Re: Looking for Review on Analog Insydes
- To: mathgroup at smc.vnet.net
- Subject: [mg33320] Re: Looking for Review on Analog Insydes
- From: Eckhard.Hennig at infineon.com (Eckhard Hennig)
- Date: Thu, 14 Mar 2002 19:51:22 -0500 (EST)
- References: <firstname.lastname@example.org>
- Sender: owner-wri-mathgroup at wolfram.com
hrh1818 at springnet1.com (Howard R. Hansen) wrote in message news:<a6chgc$dqm$1 at smc.vnet.net>... > I am lookng for a review of Analog Insydes, the add-in electrical circuit > design software package for Mathematica.

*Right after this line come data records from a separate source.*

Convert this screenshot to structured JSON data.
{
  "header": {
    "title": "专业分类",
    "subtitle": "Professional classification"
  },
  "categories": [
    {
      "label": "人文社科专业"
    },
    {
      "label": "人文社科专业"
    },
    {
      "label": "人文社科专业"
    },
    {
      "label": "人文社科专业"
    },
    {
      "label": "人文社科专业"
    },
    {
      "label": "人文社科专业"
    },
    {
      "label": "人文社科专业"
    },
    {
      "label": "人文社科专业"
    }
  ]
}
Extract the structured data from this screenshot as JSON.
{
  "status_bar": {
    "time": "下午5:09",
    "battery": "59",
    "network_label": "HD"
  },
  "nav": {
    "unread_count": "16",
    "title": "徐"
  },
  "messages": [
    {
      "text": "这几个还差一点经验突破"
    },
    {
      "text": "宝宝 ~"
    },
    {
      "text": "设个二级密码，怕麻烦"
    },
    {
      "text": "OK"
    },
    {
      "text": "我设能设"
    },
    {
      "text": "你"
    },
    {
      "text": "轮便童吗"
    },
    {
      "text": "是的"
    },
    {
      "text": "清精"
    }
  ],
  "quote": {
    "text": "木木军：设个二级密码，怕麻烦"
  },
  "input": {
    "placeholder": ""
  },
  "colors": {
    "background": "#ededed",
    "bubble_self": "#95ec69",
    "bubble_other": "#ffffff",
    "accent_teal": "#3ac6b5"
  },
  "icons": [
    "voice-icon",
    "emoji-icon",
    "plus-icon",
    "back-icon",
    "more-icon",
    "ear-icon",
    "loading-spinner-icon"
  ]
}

Can anybody suggest a web location > where a review may be found? Or better yet what capabilities does Analog > Insydes offer that Pspice doesn't? The first and most obvious difference between any numerical simulator (such as PSpice) and Analog Insydes is that the focus of the latter is on *symbolic* analysis of analog circuits. That is, with Analog Insydes you can compute transfer functions, poles and zeros, etc. of analog circuits as symbolic functions of the circuit parameters (R's, C's, gm's, ...). The particular strength of Analog Insydes is its capability to analyze integrated circuit blocks of industrial size symbolically. I have used the tool successfully to calculate circuit characteristics such as dc gains, poles and zeros, or PSRR for CMOS opamps with 30 ... 50 (and more) MOSFET devices. The resulting symbolic expressions helped to solve intricate stability and frequency-compensation problems which were far too complex for manual analysis. Analog Insydes also has numerical circuit analysis capabilities, but for pure simulation tasks, SPICE is the more efficient alternative. However, in addition to solving for voltages and currents, you can use Analog Insydes and Mathematica to constrain such quantities and solve systems of circuit equations for circuit parameters instead. Thus, in contrast to a circuit simulator, Analog Insydes allows you to solve circuit *design* problems as well. BTW, a popular misunderstanding is that symbolic circuit analysis and numerical simulation are alternative approaches to the same problem, i.e. the precise prediction of the behavior of a circuit before it is implemented in silicon. This is not true; symbolic analysis is not an alternative but a complementary tool to numerical simulation. Numerical simulation tells you quickly and precisely *that* something is wrong with your circuit design whereas symbolic analysis tells you *why*. So one should always use symbolic analysis as a qualitative analysis tool in combination with a circuit simulator for design verification. Best regards, Eckhard Hennig # Disclaimer: the opinions expressed in this message are mine and # may not represent those of my employer.